Yerelde ifade edilen küresel ve küreselin tikelleşmesi
olarak yerel: Modernleşme
ve küreselleşme arasındaki fark bizim her dönemin himayesi altında hâkim olan
dine yönelik farklı tutumları anlamamıza olanak sağlamaktadır.
Bu
bölümdeki temel tezin tartışması şu şekilde devam edecektir: İlk bölümde dinin
çoğulculaşması fikrini ele alıp, daha sonra bu çoğulculuğun devam ettirir
göründüğü değişimin dört önemli eksenini örneklerle açıklayarak
ayrıntılandıracağım.
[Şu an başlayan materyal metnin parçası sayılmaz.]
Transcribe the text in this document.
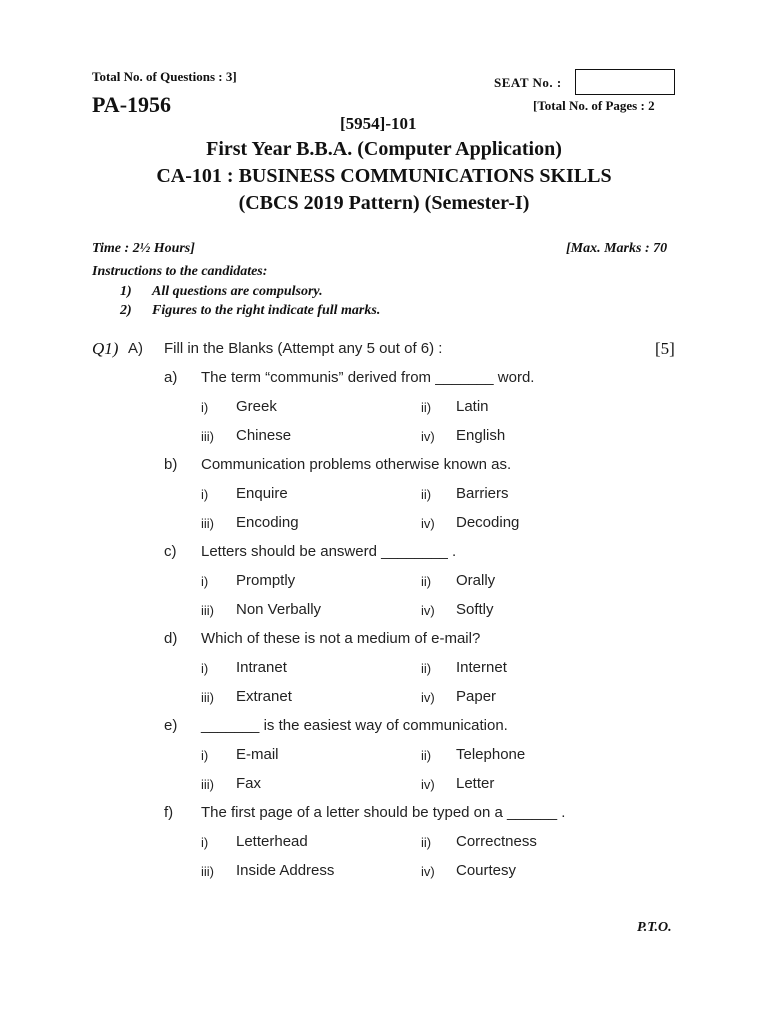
Total No. of Questions : 3]	SEAT No. :
PA-1956	[Total No. of Pages : 2
[5954]-101
First Year B.B.A. (Computer Application)
CA-101 : BUSINESS COMMUNICATIONS SKILLS
(CBCS 2019 Pattern) (Semester-I)
Time : 2½ Hours]	[Max. Marks : 70
Instructions to the candidates:
1) All questions are compulsory.
2) Figures to the right indicate full marks.
Q1) A) Fill in the Blanks (Attempt any 5 out of 6) :	[5]
a) The term “communis” derived from _______ word.
i) Greek	ii) Latin
iii) Chinese	iv) English
b) Communication problems otherwise known as.
i) Enquire	ii) Barriers
iii) Encoding	iv) Decoding
c) Letters should be answerd ________ .
i) Promptly	ii) Orally
iii) Non Verbally	iv) Softly
d) Which of these is not a medium of e-mail?
i) Intranet	ii) Internet
iii) Extranet	iv) Paper
e) _______ is the easiest way of communication.
i) E-mail	ii) Telephone
iii) Fax	iv) Letter
f) The first page of a letter should be typed on a ______ .
i) Letterhead	ii) Correctness
iii) Inside Address	iv) Courtesy
P.T.O.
Bu temelde sonraki iki bölüm, dinin sosyolojik gözlemine
odaklanacaktır. İlki sosyolojik anlayışın, genellikle varsayılan analiz birimi
olarak bölgesel ve ulusal topluma iltimas geçen bir modernleşme vurgusundan
neden ayrıldığının sebeplerini izler. İkincisi, alt disiplinin nasıl 1980'lerden
bu yana bir yandan çözümlemenin temel birimini zımnen veya alenen tüm yeryüzünü
içerecek şekilde genişletirken, aynı anda temel eğilimin sekülerleşme olduğu
varsayımını terk edip çoğulculuk varsayımına doğru kaydığını anlatmaktadır. Bu,
daha ziyade literatür taramasına yönelen kısmı daha sonra küresel/küyerel
toplumda dinin nasıl kuramlaştırılacağına dair kendi önerimin kısa bir sunumunu
takip edecektir. En sonunda sonuç bölümü, bütün analizin ışığında din
sosyolojisinin gelecekteki olası yönlerini dikkate almaktadır.
Dinin
çoğulculaşması ve küreselleşmesi
Din
ve modernleşme ilişkisi hakkındaki baskın sosyolojik tez, temel uyuşmazlık
konularından biridir: Modern bir toplum, aslında laik bir toplumdur. Din,
rasyonelleşme ile tanımlanan bir modernlikte nispeten “mantıksız” bir yönelim
olarak daha geniş sosyal nüfuzunu kaybedecek yahut özelleştirilmiş bir etki
alanı olacaktır. Modernleşmenin tüm gözlemcileri, küreselleşmenin egemen bir
evrenselleştirici içerik olduğu bu öneriyi kabul etmezken, muhalifler hızla bir
çoğunluk haline gelmişlerdir. Modern olanın diğer tarafını, yani geleneksel
olanı dışladığı kadarıyla modernleşme, modern dinin statüsü olarak yalnızca
bazı sınırlı dinî ifadelerle izin vererek dini “diğer tarafa” devredebilmiştir
(Durkheim, 1965; Bellah, 1970).
Küreselleşme
ile küresel kendi zıt kutup tanımlaması, yereli kapsamına alır. Öyle ki, din
yerel gibi göründüğünde, böylece o, küresel veya daha iyisi, yani “küyerel”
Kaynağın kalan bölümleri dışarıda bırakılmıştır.